Wanneer een heup ernstig versleten is en veel pijn veroorzaakt zijn er nog steeds een aantal mogelijkheden. Het verwijderen van de heupkop. Hierbij wordt de gehele heupkop weggenomen. Feitelijk is er dan dus géén heupgewricht meer. De bovenkant van bovenbeen lijkt los in de bilspieren te steken. Er ontwikkelt zich echter hier relatief snel een stevig bindweefselkapsel in deze spieren dat als een ‘namaak’ of pseudo-gewricht gaat werken. Deze operatie noemen we een heupkopresectie. Na een revalidatie van 2 – 3 maanden kan de achterpoot weer zonder of met veel minder pijn gebruikt worden. Het plaatsen van een nieuwe heupkom en een nieuwe heupkom. Technisch gezien is een dergelijke heupprothese de mooiste oplossing. De hond krijgt immers een fonkelnieuwe heup! Complicaties zijn echter zeer zeker mogelijk. De belangrijkste daarvan is een infectie met bacteriën op de grens tussen bot en de nieuwe heup. Dit kan tot gevolg hebben dat de kunstheup weer verwijderd moet worden. In plaats van een heupprothese die met botcement wordt bevestigd is er tegenwoordig een kunstheup die wordt vastgeschroefd.

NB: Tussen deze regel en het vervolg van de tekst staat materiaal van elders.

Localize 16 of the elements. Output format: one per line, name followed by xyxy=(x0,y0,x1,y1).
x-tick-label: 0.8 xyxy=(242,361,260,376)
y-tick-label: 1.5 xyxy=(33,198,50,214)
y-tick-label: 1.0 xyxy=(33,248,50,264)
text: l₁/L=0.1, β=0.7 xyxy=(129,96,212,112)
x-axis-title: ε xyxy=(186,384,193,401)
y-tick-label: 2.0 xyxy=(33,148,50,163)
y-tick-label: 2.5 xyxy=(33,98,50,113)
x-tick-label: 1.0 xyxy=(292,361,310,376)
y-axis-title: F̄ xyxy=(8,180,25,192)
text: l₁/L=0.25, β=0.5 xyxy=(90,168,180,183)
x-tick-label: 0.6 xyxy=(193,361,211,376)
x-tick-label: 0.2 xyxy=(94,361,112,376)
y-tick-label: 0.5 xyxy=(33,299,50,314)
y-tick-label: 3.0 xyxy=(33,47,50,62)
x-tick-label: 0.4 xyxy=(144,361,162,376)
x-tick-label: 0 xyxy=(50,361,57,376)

Naast ingrepen die gericht zijn op het veranderen of aanpassen van het heupgewricht zijn er een aantal die het heupgewricht onveranderd laten maar vooral gericht zijn op het verminderen van de pijn. Het doorsnijden/verwijderen van een spiertje aan de binnenzijde van het dijbeen. Bij misvormingen van de heup ‘verkrampt’ dit spiertje. In de loop van de tijd wordt deze spier hierdoor een pijnlijke bindweefselstreng. Het verwijderen van dit spiertje geeft, hoewel tijdelijk, een duidelijke verlichting van de pijnklachten.
Het kapotmaken van de zenuwtakjes die de pijnprikkels vanuit het gewrichtskapsel geleiden. Het is mogelijk om een deel van deze zenuwen uit te schakelen. Ook dit zal een vermindering van de pijn geven. Deze methode is relatief nieuw en de resultaten kunnen erg wisselen omdat niet de zenuwtakjes vanuit het gehele kapsel en vanuit het gewrichtsoppervlak kunnen worden uitgeschakeld.
Tot slot
Van groot belang is een goede bespiering, die veel op kan vangen. Laat je niet overhalen tot allerlei rommel: HD is een botafwijking, en dat is niet te repareren met pillen, poeders en zalfjes. HD houdt feitelijk in dat de heupkop en de heupkom onvoldoende aansluiten. Het is dan ook duidelijk dat wanneer een hond een goede bespiering heeft, deze enorm helpt om de boel letterlijk bij elkaar te houden. Een goede conditie en bespiering kan de eventuele klachten aanzienlijk verminderen en voor een deel voorkomen. Wanneer uw hond dus minder goede heupen heeft, laat dan in geen geval de hond minder lopen en zwemmen: daarmee wordt de kans op klachten vergroot en niet verkleind. Spieren vormen als het ware een steunend korset. Rust houden betekent verslapping van dat korset. Ideaal voor goede bespiering is fietsen.